Expert advocates return of commodity boards to close food price gap
...says inflation may drive Nigeria into Zimbabwe, Sri Lanka situation
Osifo Agharese, an associate professor of agricultural economics at Ambrose Alli University, Ekpoma has urged the Nigerian government to restore agricultural marketing boards to prevent fluctuation of prices of farm produce amid a spike in the nation’s inflation rate.
The academic pointed out that if the commercial boards for various cash crops, including cocoa and rubber, are re-introduced, it will go a long way to change the image of Nigeria’s export value and, to a large extent, contribute to the Gross Domestic Product (GDP).
He further said that the defunct marketing boards, which was established to fix prices for commodities among other objectives, will encourage farmers to increase production and produce high quality crops that will meet international quality specifications if the boards are re-established.
“Farmers are short-changed by the exploitative actions of trade and market unions, hence government should form regulatory bodies to help farmers get good prices for their outputs in view of the current inflation. In the past, we had a commodity marketing board and if the government can bring it back so that they will be responsible for marketing the products, then our earnings will increase.
“Nigeria has fertile agricultural lands and about five different agro-ecological zones. When farmers know that if they produce, they will take it to the marketing boards and not the market unions who will oppress them, then they will be encouraged to produce more because they are sure of who will buy it; and when they produce more, it will be the more the goods, the lesser the price,” Agharese said.
Speaking further, he said “There is what we call standard specification, and in international market, every produce has standard specification. One reason why we are not able to export yam and cassava is because there is no marketing boards for them. Farmers produce but it does not meet international standard in terms of quality and quantity.”
Agharese, a consultant agricultural finance and marketing practitioner to Bank of Agriculture and Central Bank of Nigeria, while expressing his thoughts on the prevailing economic challenges across the nation, told BusinessDay in Benin City that if urgent action is not taken, Africa’s largest economy might be heading towards the likes of Sri Lanka and Zimbabwe, who are facing economic crisis.
“The Nigerian economy is encountering serious inflation. We have never had it so bad in this country. The Inflation rate in nigeria is frightening and we are going the way of Sri Lanka and Zimbabwe if nothing is done. Many expatriates are not interested in coming to nigeria because of the rising inflation rate and it worsens our economy.

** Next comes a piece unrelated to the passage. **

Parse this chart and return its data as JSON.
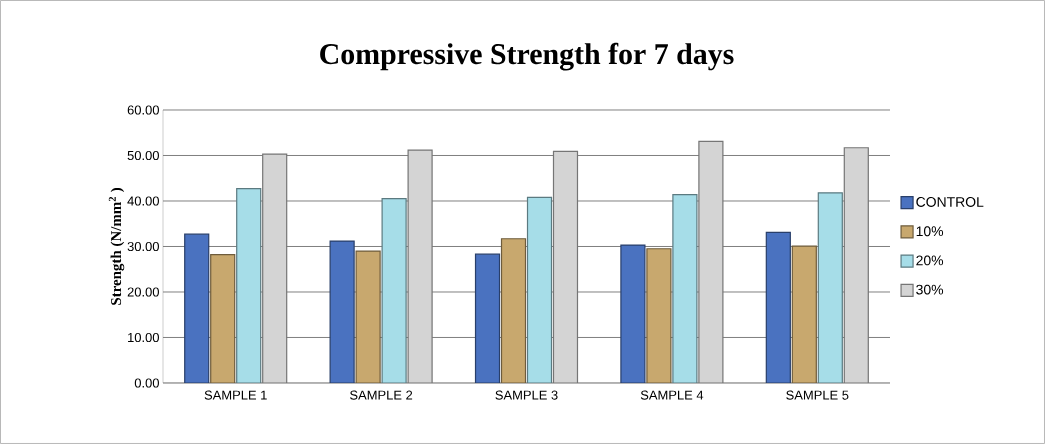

The university teacher, who lamented the alarming dollar to naira exchange rate, said “The inflation we have in nigeria is very unique because of the dollar to naira exchange rate and because of our preference for foreign goods to local ones. A lot of the goods consumed in Nigeria have some foreign exchange components.
“Also, the harvesting of so much, humongous ransom money by kidnappers is partly responsible for this inflationary trend in the country or the parlous state of the economy. There is so much illicit and criminal money in the hands of people who are not producing.
“These kidnappers, like other criminals, do not contribute to the formal economy, they do not put anything on the table that will add to the economic development but yet they have these monies,” he added.